NULL-VIF CRASH TIMELINE
buggy ordering correct ordering
────────────── ────────────────
t=0: drv = new(); vif = null t=0: drv = new(bif); vif = bif ✓
t=0: fork drv.run() ─┐ t=0: drv.check(); guard passes
@(posedge vif.clk) t=0: fork drv.run()
│ @(posedge vif.clk)
▼ │
NULL DEREFERENCE ▼
** Fatal: null handle ** waits on real clock ✓
rule: BIND, then GUARD, then STARTGuarding patterns
class monitor;
virtual bus_if vif;
// Pattern 1: guard in new() when binding via constructor
function new(virtual bus_if vif);
if (vif == null) $fatal(1, "monitor: null vif at construction");
this.vif = vif;
endfunction
endclass
class env;
driver drv;
monitor mon;
// Pattern 2: late binding via a connect step — guard there,
// and again at start-of-run as a final safety net
function void connect(virtual bus_if bif);
drv.vif = bif;
mon = new(bif);
endfunction
task run();
if (drv.vif == null)
$fatal(1, "env::run — drv.vif never bound; check connect order");
fork
drv.run();
join_none
endtask
endclassInterview angle: 'your sim dies with a null handle at time 0 in the driver — walk me through your debug.' The expected answer names the vif, identifies that run() started before binding, and proposes guards at construction or connect plus correct start ordering. Mentioning that UVM solves the distribution half of this with uvm_config_db (covered in the configuration-patterns lesson) is a bonus.
Key takeaways
Binding flows top-down: tb_top owns the instance and hands the reference into the class world.
Bind in the constructor when possible — the object is then valid for its whole lifetime.
Guard with an explicit null check in new() or connect(), and fatal early with a clear message.
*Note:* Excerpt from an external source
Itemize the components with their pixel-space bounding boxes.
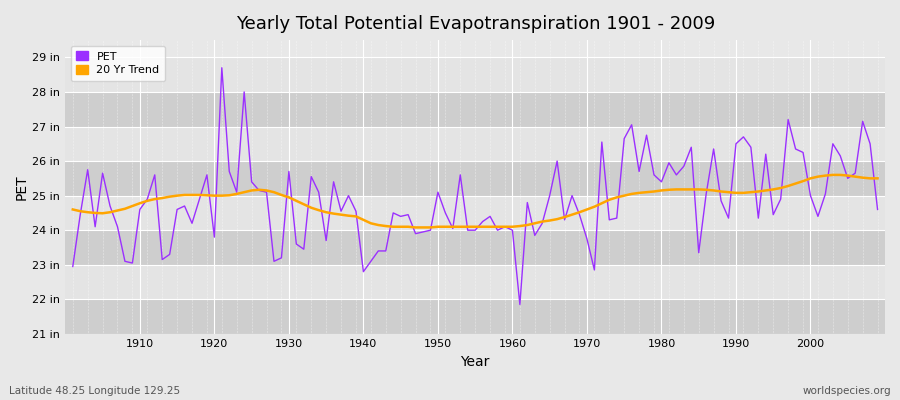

Start time-consuming processes only after binding — bind, guard, then start.
Common pitfalls
Forking run() before assigning the vif — the canonical time-zero null-handle fatal.
Guarding nowhere and letting the simulator's generic fatal hide which vif was unbound.
Binding one component but forgetting another — driver works, monitor crashes mid-sim.
Assigning the vif inside the class from a hierarchical path — it binds, but the class is no longer reusable.